2.3 The input and output interfaces

To fit the custom program into our platform, it's nothing more important than the input / output interfaces. The needed custom materials include:

Dataset
Training / Validation code
Model weights (Optional for FL but must required for FV)

Since dataset belongs to Co-PI while code and model weights belongs to PI. If you are both Co-PI and PI, please separates the files into different folders. Here are some examples, note that you do not have the orange part initially, so let's prepare them step-by-step.

Example-1

CoPI

|---dataset

| |---img1.jpg

| |---img2.jpg

| |---labels.csv

|---dataset.zip # from the compressing of dataset

|---main.py # custom training / validation code

|---requirements.txt # the packages that main.py needed and Flavor

|---Dockerfile # script for building an image that contains main.py and has packages in requirements.txt installed

Example-2

CoPI

|---data.csv

|---data.csv.tar # from the compressing of data.csv

|---main.py # custom training / validation code

|---requirements.txt # the packages that main.py needed and Flavor

|---Dockerfile # script for building an image that contains main.py and has packages in requirements.txt installed

Dataset

Compress dataset into a file (.zip, .tar or .tar.gz)

The dataset can be any format or even multiple files, but it should be a compressed file in ".zip" or ".tar" or ".tar.gz".
The platform will decompress the file according to its extension by a corresponding command under a folder called INPUT_PATH which will be introduced later. For instance,
- In Example-1, after CoPI upload "dataset.zip", the system will do "cd $INPUT_PATH && unzip dataset.zip". So the final path will be "$INPUT_PATH/dataset/*.jpg".
- In Example-2, after CoPI upload "data.csv.tar", the system will do "cd $INPUT_PATH && tar -xf dataset.zip". So the final path will be "$INPUT_PATH/data.csv".
The extracted file structure is possible to be different if we use different decompressing tools. Note that here we use Linux commands to extract. Please confirm the decompressed file structure in advance. For example, a file "foo.csv" is compressed into "foo.zip", then:
- "double clicking foo.zip in MacOS" might generate "./foo/foo.csv".
- "unzip foo.zip in Ubuntu" will generate "./foo.csv".

Code

1. Convert .ipynb to .py

If your code is in Jupyter Notebook format ".ipynb", please follow the below instructions to convert it into python script format ".py". Although ".ipynb" is friendly for developing due to its storage of both input code and output result, python scripts ".py" that stores input code only are more widely used for deployment because of its lightness and stability. Please choose one of the following method to convert the code:

Method 1 - Copy paste directly
- Create an empty text. e.g. xxx.txt
- Rename its extension as "py". e.g. xxx.py
- Copy code in each block from ".ipynb" to ".py" sequentially.
Method 2 - Use commands (Recommended)

pip install jupyter nbconvert

jupyter nbconvert --to script xxx.ipynb

2. Standard machine processes

Please ensure that your training or validation code should be conformed with standard machine learning processes (or it should be rearranged first) and make sure it runs properly.

Training code (FL):
- Load data
- Initialize a model
- (Optional) Load pre-trained weights into the model
- Training # Please make sure the result is converged by certain epochs
Validation code (FV):
- Load data
- Initialize a model
- Load pre-trained weights into the model
- Validating

3. Models inputs and outputs

There is NO limitation of model inputs and outputs. The only required interface is about the code, see the next item.

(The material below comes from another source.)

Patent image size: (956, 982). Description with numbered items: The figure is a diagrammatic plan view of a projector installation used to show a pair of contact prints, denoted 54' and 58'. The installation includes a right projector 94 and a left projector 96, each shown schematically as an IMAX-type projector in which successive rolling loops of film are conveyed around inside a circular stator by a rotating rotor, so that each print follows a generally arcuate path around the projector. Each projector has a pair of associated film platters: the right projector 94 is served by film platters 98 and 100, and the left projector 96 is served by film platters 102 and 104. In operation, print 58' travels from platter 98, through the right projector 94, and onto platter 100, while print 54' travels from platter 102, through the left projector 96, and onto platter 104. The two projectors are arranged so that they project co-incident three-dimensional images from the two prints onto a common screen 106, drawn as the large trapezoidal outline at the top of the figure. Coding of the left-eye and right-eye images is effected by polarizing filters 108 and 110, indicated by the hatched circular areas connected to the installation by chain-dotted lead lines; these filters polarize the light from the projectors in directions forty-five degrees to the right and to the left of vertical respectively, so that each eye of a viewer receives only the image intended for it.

4. Input interfaces and output Interfaces (IMPORTANT)

There are three things we need to do

Modify code to fit input interface
Modify code to fit output interface
Pack the modified code into a docker image

Here we provide a library called FLaVor to complete these requirements.

For FL, please follow 3.1 An overview of FLaVor FL to complete the code interface.

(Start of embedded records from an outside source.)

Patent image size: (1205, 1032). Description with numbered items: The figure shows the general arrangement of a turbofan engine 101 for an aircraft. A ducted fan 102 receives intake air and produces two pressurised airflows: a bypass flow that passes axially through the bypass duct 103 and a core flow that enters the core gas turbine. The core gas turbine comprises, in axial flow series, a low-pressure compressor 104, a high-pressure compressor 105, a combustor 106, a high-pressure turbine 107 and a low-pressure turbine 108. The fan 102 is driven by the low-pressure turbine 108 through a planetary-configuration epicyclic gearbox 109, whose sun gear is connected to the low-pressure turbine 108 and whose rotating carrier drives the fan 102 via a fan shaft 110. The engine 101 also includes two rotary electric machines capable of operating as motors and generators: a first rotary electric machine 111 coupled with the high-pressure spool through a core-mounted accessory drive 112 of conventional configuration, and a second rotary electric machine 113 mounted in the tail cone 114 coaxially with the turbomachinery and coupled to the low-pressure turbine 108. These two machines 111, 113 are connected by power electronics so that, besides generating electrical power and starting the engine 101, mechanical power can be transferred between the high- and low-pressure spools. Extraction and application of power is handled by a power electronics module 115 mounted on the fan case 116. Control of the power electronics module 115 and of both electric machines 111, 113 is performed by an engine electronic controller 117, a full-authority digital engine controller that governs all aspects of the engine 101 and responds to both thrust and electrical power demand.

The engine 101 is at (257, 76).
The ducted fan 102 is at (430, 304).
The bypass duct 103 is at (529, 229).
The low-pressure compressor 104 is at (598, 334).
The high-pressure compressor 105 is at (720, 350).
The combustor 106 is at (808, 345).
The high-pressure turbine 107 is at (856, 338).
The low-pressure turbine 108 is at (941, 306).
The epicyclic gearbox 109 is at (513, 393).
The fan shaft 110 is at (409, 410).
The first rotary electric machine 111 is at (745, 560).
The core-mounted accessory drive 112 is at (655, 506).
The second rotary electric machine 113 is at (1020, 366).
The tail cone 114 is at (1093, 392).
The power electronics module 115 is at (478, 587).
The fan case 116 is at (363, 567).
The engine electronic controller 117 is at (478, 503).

For FV, please follow 4.1 An overview of FLaVor FV to complete the code interface.

Weights

Pytorch: xxx.ckpt
- type(model): torch.nn.Module
- {"state_dict": model.state_dict()}
- torch.save
Tensorflow: xxx.ckpt
- type(model): tensorflow.keras.models.Model
- {"state_dict": {str(key): value for key, value in enumerate(model.get_weights())}}
- pickle.dump
XGBoost: xxx.json
- type(model): xgboost.Booster
- model
- xgboost.save_model

Note that if you have multiple models weights, you can upload several weights into a project and choose one for a plan.